Zverev ha ganado ahora el evento, que emigró de Londres a Turín, dos veces, acumulando 19 títulos en su carrera todavía bastante corta; también ganó el oro olímpico en Tokio. Cuando Zverev, enmarcado por fuegos artificiales y confeti, levantó el bote del manillar de la Liga de Campeones, no pasó directamente a la fiesta. En el tenis global, primero se deben completar casi una docena de entrevistas televisivas; así es como se llevó a cabo de una estación de televisión a otra. La pregunta más frecuente fue sobre el título de Grand Slam que faltaba. Quién quiere culpar a los moderadores; la discrepancia en la vita de Zverev es asombrosa. Prácticamente ha despejado todos los títulos importantes en dos series de victorias y derrotó a cada uno de los tres superjugadores Djokovic, Rafael Nadal y Roger Federer. 39-41 en este modo es su actuación más que respetable contra los diez mejores jugadores. Pero en los torneos de Grand Slam en tres sets ganadores, falló en los cuatro intentos, este año en las semifinales en París y Nueva York, justo detrás de Stefanos Tsitsipas y Djokovic.
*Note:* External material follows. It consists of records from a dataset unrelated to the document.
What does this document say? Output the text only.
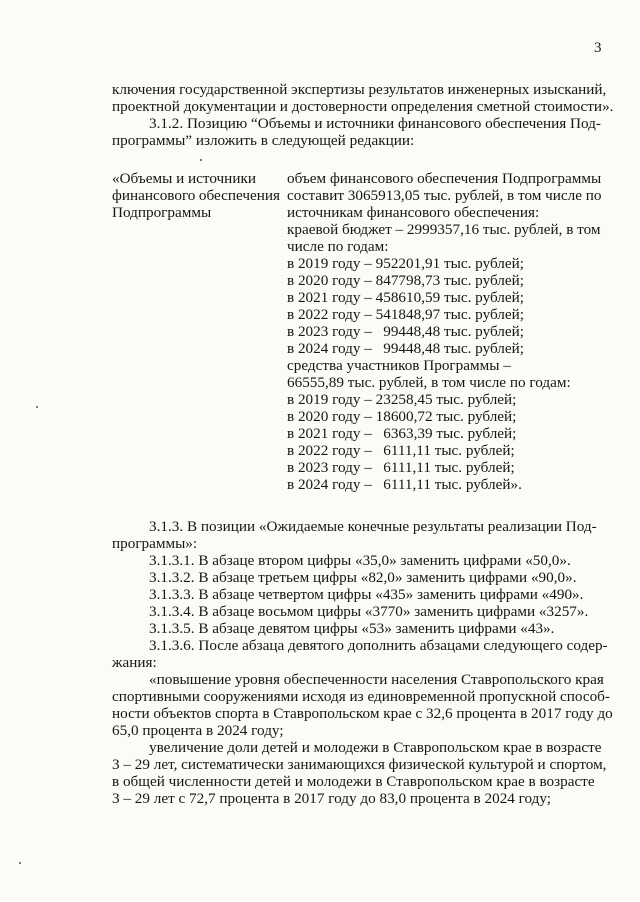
3
ключения государственной экспертизы результатов инженерных изысканий,
проектной документации и достоверности определения сметной стоимости».
3.1.2. Позицию “Объемы и источники финансового обеспечения Под-
программы” изложить в следующей редакции:
«Объемы и источники
финансового обеспечения
Подпрограммы
объем финансового обеспечения Подпрограммы
составит 3065913,05 тыс. рублей, в том числе по
источникам финансового обеспечения:
краевой бюджет – 2999357,16 тыс. рублей, в том
числе по годам:
в 2019 году – 952201,91 тыс. рублей;
в 2020 году – 847798,73 тыс. рублей;
в 2021 году – 458610,59 тыс. рублей;
в 2022 году – 541848,97 тыс. рублей;
в 2023 году –   99448,48 тыс. рублей;
в 2024 году –   99448,48 тыс. рублей;
средства участников Программы –
66555,89 тыс. рублей, в том числе по годам:
в 2019 году – 23258,45 тыс. рублей;
в 2020 году – 18600,72 тыс. рублей;
в 2021 году –   6363,39 тыс. рублей;
в 2022 году –   6111,11 тыс. рублей;
в 2023 году –   6111,11 тыс. рублей;
в 2024 году –   6111,11 тыс. рублей».
3.1.3. В позиции «Ожидаемые конечные результаты реализации Под-
программы»:
3.1.3.1. В абзаце втором цифры «35,0» заменить цифрами «50,0».
3.1.3.2. В абзаце третьем цифры «82,0» заменить цифрами «90,0».
3.1.3.3. В абзаце четвертом цифры «435» заменить цифрами «490».
3.1.3.4. В абзаце восьмом цифры «3770» заменить цифрами «3257».
3.1.3.5. В абзаце девятом цифры «53» заменить цифрами «43».
3.1.3.6. После абзаца девятого дополнить абзацами следующего содер-
жания:
«повышение уровня обеспеченности населения Ставропольского края
спортивными сооружениями исходя из единовременной пропускной способ-
ности объектов спорта в Ставропольском крае с 32,6 процента в 2017 году до
65,0 процента в 2024 году;
увеличение доли детей и молодежи в Ставропольском крае в возрасте
3 – 29 лет, систематически занимающихся физической культурой и спортом,
в общей численности детей и молодежи в Ставропольском крае в возрасте
3 – 29 лет с 72,7 процента в 2017 году до 83,0 процента в 2024 году;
En la televisión serbia, respondió breve y concisamente cuando se le preguntó si el primer título de Grand Slam se debía en 2022: «Eso espero». Tras las entrevistas televisivas, conoció, entre otros, a Paulo Dyballa, el delantero estrella argentino de la Juventus de Turín, en las catacumbas. Luego, Zverev grabó algunos videos divertidos con Tiktok y la estrella de Instagram Khaby Lame de una manera publicitaria efectiva. El senegalés que vive en Italia se ha hecho millonario en muy poco tiempo con entretenidos videos sobre el sentido y el disparate de los llamados trucos de la vida. En tales cosas, Zverev se muestra irónico y cínico. El equipo del hermano Mischa también se divirtió mucho.

«Llamando a campeones del mundo de nuevo» Sobre el autor

Jannik Schneider es periodista independiente e informa sobre tenis, dopaje y política deportiva y salud mental, entre otras cosas. También informa desde Turín a diario en su Ventaja del podcast.
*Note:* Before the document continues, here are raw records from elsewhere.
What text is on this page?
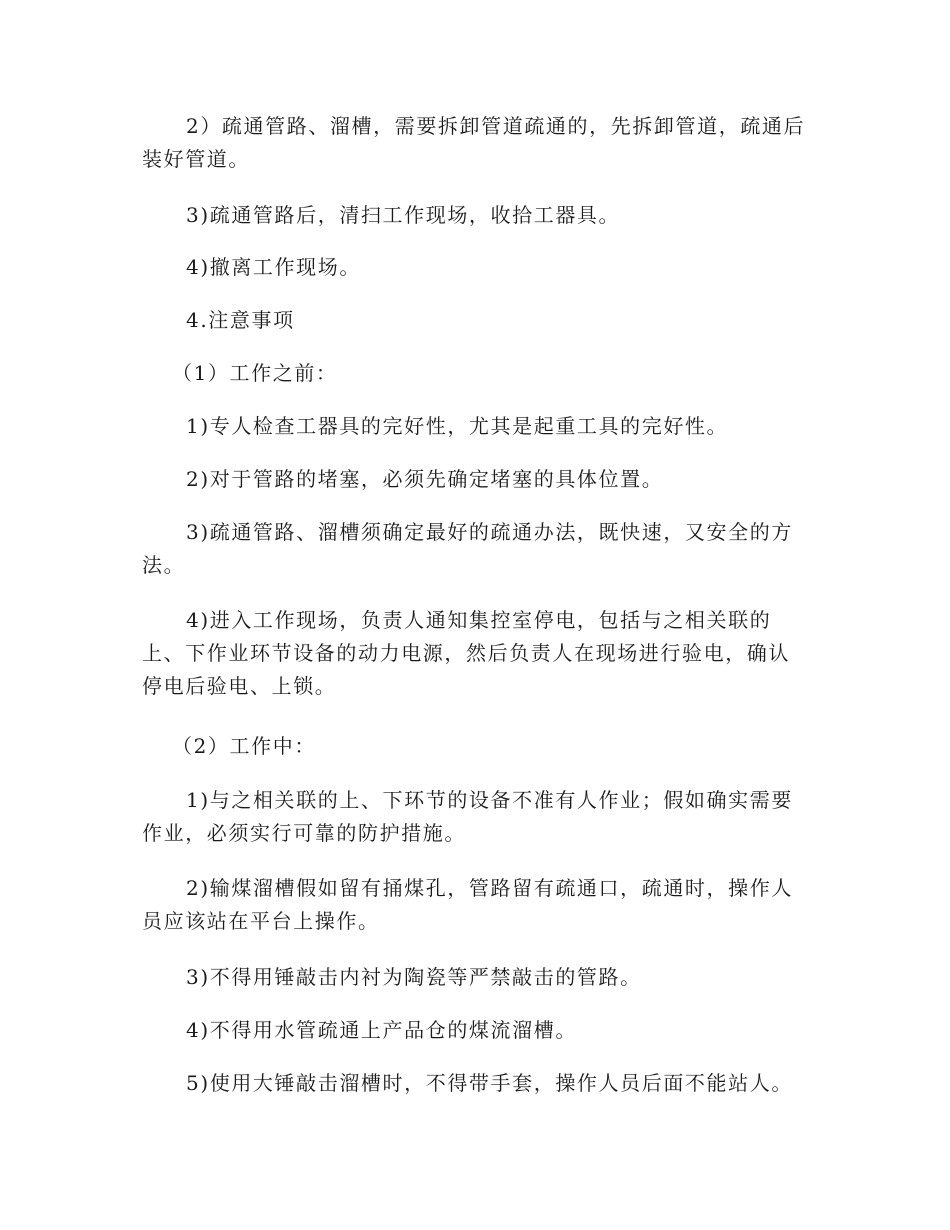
2）疏通管路、溜槽，需要拆卸管道疏通的，先拆卸管道，疏通后装好管道。

3)疏通管路后，清扫工作现场，收拾工器具。

4)撤离工作现场。

4.注意事项

（1）工作之前：

1)专人检查工器具的完好性，尤其是起重工具的完好性。

2)对于管路的堵塞，必须先确定堵塞的具体位置。

3)疏通管路、溜槽须确定最好的疏通办法，既快速，又安全的方法。

4)进入工作现场，负责人通知集控室停电，包括与之相关联的上、下作业环节设备的动力电源，然后负责人在现场进行验电，确认停电后验电、上锁。

（2）工作中：

1)与之相关联的上、下环节的设备不准有人作业；假如确实需要作业，必须实行可靠的防护措施。

2)输煤溜槽假如留有捅煤孔，管路留有疏通口，疏通时，操作人员应该站在平台上操作。

3)不得用锤敲击内衬为陶瓷等严禁敲击的管路。

4)不得用水管疏通上产品仓的煤流溜槽。

5)使用大锤敲击溜槽时，不得带手套，操作人员后面不能站人。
Antes de regresar al hotel para más celebraciones, Zverev acudió a la rueda de prensa oficial. «Ahora puedo volver a llamarme campeón del mundo. Es increíble», dijo después de colocar con orgullo el trofeo en el escritorio frente a él. Según Zverev, el plan de partido se ha vuelto obvio para todos. «Quería jugar lo más agresivamente posible hoy», dijo Zverev. Después de la estrecha derrota contra Medvedev en la ronda preliminar, el hermano Misha había indicado que su protegido había tardado demasiado en entrar en el juego. El domingo, después de cinco derrotas seguidas contra Medvedev, Zverev cambió la narrativa a su favor.

A pesar del éxito, la fatiga física de Zverev, pero sobre todo mental, fue notable. No cree que sea una pena que la temporada haya terminado para él ahora. «Cero, ni un poco», explicó con un tono irónico, solo para añadir alivio. «Estoy deseando que lleguen las vacaciones». Zverev ya había cancelado su participación en la final reformada de la Copa Davis el fin de semana en Innsbruck debido a la larga temporada.

Hoy, lunes, Zverev vuela a las Maldivas con amigos y novia, Sophia Thomalla. «Seguro que haremos muchas tonterías, pero no te preocupes, nada peligroso», dijo. En 2022 quiere atacar los grandes torneos, así que vuelva a ponerse en forma durante el descanso. En el nuevo año finalmente debería funcionar con el ansiado título principal. «Solo puedo decir una cosa. Haré lo que me pidan y lo que esté en mi poder y me desgarraré el culo para que suceda en 2022. No puedo influir en nada más».